Esso sembra sorgere, quindi, nel luogo in cui si colloca il Sacellum Larundae citato in precedenza e sembra suggerire un’ulteriore identificazione delle dee in un’unica divinità dai molteplici volti.

 

Le fonti, infine, presentano un ulteriore personaggio legato al silenzio: esso, secondo quanto riportato dalla studiosa Ferrari, «era collegato nella mitologia anche al mito di Narciso, venerato come “eroe del silenzio”» e, infatti, lo stesso Strabone (Str. 9, 404) «ricorda che presso il santuario di Anfiarao era posto un cenotafio nel quale si venerava Narciso come “eroe del silenzio”: del silenzio Narciso era appunto la personificazione, e per questa sua caratteristica era messo in rapporto con il mondo dei morti» (Ferrari 2015, p. 485).

 

Allegoria, divinità o eroe, quindi, innegabile è lo stretto legame tra il silenzio e la sfera funeraria e con i cicli morte-rinascita e dolore-guarigione.

 

 

Riferimenti bibliografici:

 

Coarelli, f., Roma, Guide Archeologiche, Laterza, Roma 2001, pp. 154-155.

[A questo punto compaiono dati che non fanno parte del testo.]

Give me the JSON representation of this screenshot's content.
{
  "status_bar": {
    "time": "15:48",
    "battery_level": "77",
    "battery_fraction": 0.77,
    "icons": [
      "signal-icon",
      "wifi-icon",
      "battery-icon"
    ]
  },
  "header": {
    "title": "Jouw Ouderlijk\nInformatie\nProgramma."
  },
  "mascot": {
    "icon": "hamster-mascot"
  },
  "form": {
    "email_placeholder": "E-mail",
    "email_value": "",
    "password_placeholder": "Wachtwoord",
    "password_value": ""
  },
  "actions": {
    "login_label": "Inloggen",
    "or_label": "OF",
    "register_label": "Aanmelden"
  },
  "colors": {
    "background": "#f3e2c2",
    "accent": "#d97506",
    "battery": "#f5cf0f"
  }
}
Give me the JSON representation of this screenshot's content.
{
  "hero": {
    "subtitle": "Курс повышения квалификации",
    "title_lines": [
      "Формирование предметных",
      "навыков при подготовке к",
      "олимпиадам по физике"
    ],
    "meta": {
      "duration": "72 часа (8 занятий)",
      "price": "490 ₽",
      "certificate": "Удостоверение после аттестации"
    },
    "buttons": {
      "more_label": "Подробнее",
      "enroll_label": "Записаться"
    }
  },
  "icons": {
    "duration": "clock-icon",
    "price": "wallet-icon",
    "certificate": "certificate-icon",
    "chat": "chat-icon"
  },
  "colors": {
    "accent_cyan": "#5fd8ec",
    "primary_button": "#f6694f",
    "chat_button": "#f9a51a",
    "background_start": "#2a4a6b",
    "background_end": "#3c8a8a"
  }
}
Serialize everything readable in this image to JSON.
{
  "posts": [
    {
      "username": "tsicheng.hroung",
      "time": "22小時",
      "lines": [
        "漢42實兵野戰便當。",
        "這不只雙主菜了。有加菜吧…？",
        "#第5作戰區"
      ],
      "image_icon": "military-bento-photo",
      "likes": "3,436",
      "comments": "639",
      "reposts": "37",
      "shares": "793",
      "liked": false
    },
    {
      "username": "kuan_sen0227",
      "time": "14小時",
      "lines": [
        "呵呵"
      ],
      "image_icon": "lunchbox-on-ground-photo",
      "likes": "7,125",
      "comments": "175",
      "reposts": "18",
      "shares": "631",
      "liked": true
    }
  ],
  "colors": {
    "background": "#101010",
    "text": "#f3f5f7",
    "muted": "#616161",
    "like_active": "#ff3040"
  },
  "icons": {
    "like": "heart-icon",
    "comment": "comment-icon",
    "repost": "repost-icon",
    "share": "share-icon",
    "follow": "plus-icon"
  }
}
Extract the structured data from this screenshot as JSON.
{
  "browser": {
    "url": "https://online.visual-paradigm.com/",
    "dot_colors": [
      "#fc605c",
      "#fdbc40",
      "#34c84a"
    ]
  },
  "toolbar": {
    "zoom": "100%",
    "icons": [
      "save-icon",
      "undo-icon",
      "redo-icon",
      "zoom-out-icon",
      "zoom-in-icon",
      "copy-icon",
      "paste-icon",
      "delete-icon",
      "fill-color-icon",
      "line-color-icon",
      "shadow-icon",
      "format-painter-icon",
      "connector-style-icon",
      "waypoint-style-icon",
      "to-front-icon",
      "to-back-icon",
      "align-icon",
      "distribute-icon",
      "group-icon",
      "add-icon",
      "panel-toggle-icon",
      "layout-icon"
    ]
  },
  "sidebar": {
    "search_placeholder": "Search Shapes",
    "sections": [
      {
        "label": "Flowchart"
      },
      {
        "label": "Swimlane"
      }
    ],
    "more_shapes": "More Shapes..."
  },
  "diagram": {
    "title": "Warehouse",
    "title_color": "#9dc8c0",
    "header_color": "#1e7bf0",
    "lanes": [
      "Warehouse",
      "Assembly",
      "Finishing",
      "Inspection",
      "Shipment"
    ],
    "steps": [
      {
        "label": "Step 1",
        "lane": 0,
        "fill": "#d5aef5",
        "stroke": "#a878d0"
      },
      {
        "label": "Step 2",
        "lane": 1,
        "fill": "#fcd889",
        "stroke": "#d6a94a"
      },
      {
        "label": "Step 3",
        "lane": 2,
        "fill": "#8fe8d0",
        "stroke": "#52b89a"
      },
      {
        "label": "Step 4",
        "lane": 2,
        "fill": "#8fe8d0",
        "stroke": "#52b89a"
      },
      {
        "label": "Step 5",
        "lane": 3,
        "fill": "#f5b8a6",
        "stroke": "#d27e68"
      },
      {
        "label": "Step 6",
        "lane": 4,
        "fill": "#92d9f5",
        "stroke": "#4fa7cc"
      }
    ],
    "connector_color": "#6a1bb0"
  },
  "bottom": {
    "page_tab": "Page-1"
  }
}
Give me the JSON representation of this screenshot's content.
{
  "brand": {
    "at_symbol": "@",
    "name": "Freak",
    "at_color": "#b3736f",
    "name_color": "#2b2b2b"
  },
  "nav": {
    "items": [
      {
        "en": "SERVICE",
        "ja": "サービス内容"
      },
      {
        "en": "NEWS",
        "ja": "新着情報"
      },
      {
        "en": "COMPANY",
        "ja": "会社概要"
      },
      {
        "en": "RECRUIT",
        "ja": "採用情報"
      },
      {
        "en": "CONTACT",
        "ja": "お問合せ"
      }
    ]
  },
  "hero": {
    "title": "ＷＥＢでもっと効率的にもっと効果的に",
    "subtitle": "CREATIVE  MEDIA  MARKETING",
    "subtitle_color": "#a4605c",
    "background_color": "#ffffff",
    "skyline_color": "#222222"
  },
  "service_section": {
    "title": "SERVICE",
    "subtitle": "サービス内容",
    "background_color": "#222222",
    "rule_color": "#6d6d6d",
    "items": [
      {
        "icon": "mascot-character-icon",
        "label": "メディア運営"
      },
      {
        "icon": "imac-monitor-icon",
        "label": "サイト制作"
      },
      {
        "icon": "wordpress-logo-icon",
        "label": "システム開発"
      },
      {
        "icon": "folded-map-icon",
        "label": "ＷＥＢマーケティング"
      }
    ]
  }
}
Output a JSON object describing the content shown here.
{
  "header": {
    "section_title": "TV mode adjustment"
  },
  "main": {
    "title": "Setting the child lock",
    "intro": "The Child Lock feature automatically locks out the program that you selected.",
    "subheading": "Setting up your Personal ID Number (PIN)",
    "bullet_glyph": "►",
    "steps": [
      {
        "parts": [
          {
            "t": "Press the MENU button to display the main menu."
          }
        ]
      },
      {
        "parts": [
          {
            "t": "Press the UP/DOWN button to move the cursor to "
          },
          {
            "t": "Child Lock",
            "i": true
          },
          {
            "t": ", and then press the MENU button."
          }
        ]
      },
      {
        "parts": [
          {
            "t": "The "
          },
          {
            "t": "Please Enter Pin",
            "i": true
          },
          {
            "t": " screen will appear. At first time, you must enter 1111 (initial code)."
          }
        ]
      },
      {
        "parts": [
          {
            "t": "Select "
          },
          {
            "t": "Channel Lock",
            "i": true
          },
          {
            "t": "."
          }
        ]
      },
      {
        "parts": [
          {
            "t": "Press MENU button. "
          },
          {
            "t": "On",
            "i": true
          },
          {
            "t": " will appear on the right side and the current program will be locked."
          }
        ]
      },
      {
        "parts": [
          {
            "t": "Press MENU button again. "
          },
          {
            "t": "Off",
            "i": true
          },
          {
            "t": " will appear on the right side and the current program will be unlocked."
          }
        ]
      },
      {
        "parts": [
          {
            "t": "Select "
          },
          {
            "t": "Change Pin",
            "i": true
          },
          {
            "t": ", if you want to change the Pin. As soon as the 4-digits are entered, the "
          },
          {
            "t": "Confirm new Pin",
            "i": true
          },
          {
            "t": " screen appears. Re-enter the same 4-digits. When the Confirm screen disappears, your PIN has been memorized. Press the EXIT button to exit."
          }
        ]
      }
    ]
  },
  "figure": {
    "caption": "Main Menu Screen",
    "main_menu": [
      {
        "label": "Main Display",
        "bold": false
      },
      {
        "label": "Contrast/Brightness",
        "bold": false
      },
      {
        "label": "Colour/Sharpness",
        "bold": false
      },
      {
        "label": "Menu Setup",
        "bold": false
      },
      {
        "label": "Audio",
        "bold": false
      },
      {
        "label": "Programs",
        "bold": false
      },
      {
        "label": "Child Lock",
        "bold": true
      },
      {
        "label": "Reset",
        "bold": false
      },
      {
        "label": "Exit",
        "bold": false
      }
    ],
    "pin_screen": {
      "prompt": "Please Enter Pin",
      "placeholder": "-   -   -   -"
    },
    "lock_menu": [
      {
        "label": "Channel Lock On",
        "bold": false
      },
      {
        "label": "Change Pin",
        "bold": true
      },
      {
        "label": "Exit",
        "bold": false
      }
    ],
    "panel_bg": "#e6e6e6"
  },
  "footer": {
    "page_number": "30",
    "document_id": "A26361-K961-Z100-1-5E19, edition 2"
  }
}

Ferrari, A., Dizionario di Mitologia greca e latina, UTET, Torino 2015, pp. 53; 485; 644.

Filippi, D., Ricerche e scavi in corso sulle pendici settentrionali del Palatino, in The Journal of Fasti Online, 2004.

Grimal, P., Enciclopedia della Mitologia, trad. it. P. A. Borgheggiani, a cura di C. Cordié, Garzanti, Milano 2005 (ed. orig. Dictionnaire de la mythologie grecque et romaine, Presses Universitaires de France, Paris, 1979), pp. 364-366.

Nardini, F., Roma antica, 1819, p. 426.